Ray was elected a fellow of the Royal Society in 1667, and in 1673 he submitted to the society a paper entitled “A Discourse on the Seeds of Plants,” in which he emphasized the importance of the differences between monocotyledons and dicotyledons. He developed this distinction further in his book Methodus plantarum nova (New botanical method), published in 1682. Ray's work was not perfect. He distinguished woody from nonwoody plants without recognizing that these may be closely related, and his listings of plants included a large number of anomalies that he was unable to place. Nevertheless, his was the first serious attempt to produce a system of classification based on natural features reflecting relationships.
John Ray (or Wray as he styled himself until 1670) was born on November 29, 1627, at Black Notley, a village in Essex, on the northern side of the River Thames and to the east of London, where his father was the village blacksmith. His mother was a herbalist and practiced herbal medicine. Ray attended school in Braintree, the nearest town, and when he was 16 he enrolled at Catherine Hall (now St. Catherine's College) at the University of Cambridge. He transferred to Trinity College in 1646 and graduated with a bachelor's degree in 1648 and a master's degree in 1651. Ray became a minor fellow of Trinity College in 1649 and held several college offices. He lectured in Greek in 1651, mathematics in 1653, and humanities in 1655, and one of his pupils was Francis Willughby (1635–72). Ray was ordained a priest in 1660.
In 1660 the English monarchy was restored. Charles II came to the throne, and in 1662 the Act of Uniformity came into force, requiring all clergy to be ordained by bishops and to sign an agreement to use the Book of Common Prayer in Church of England services. This was Charles's attempt to end religious dissension by standardizing the liturgy, the Book of Common Prayer being largely based on the Elizabethan prayer book of 1559. Approximately 2,000 clergymen felt unable to agree, and John Ray was one of them. His refusal to sign meant that Ray had to resign his fellowship at Trinity and leave the university. He had lost his academic career and his livelihood.

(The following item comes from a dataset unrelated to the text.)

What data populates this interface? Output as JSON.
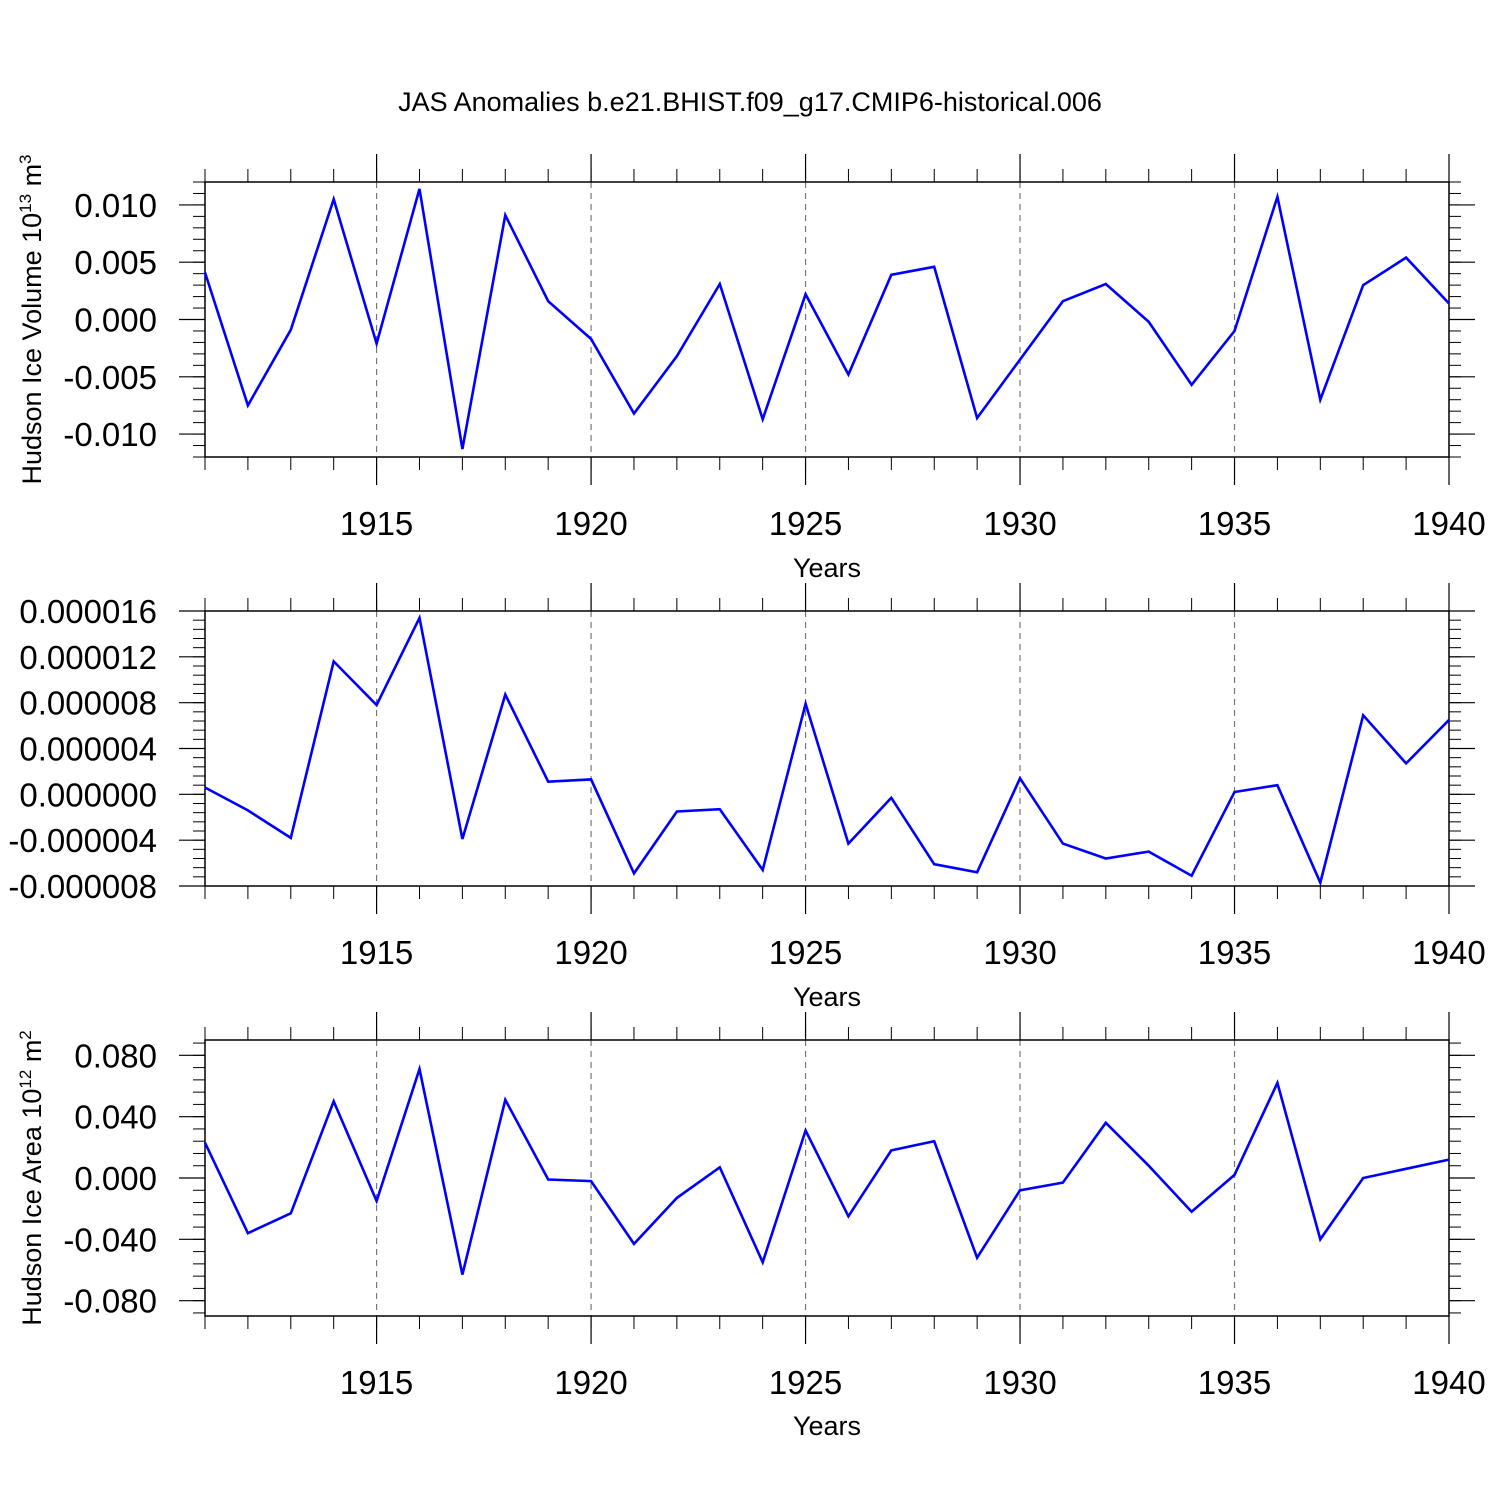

Francis Willughby came to his rescue. Willughby, a keen naturalist, was independently wealthy and supported Ray financially. In the spring of 1663 Ray and Willughby, accompanied by two more of Ray's students, set off on a tour of Europe. Ray and Willughby separated at Montpellier, in southern France, Willughby continuing into Spain while Ray returned to England. When Willughby returned, the two began planning a joint work in which they would use the specimens they had collected as the basis for a complete plant and animal classification. The agreement was that Ray would write the volumes on plants, while Willughby dealt with the animals. Ray lived at Willughby's home, Wollaton Hall, Nottingham. In 1672 Willughby died unexpectedly, having completed the work on animals except for the birds and fishes. These were left for Ray to edit. Willughby had bequeathed him an annuity and asked him to tutor his three children, so Ray continued to live at Wollaton Hall. In 1673 Ray married Margaret Oakley, a governess in the Willughby household, and after a time Willughby's widow, Emma, forced the couple to leave. They went first to Sutton Coldfield, Warwickshire, in 1676. In 1677 they moved to Falborne Hall in Essex, and in 1679 they went to live in Black Notley, where Ray remained for the rest of his life. His health deteriorated slowly, but he continued studying and writing until he died on January 17, 1705.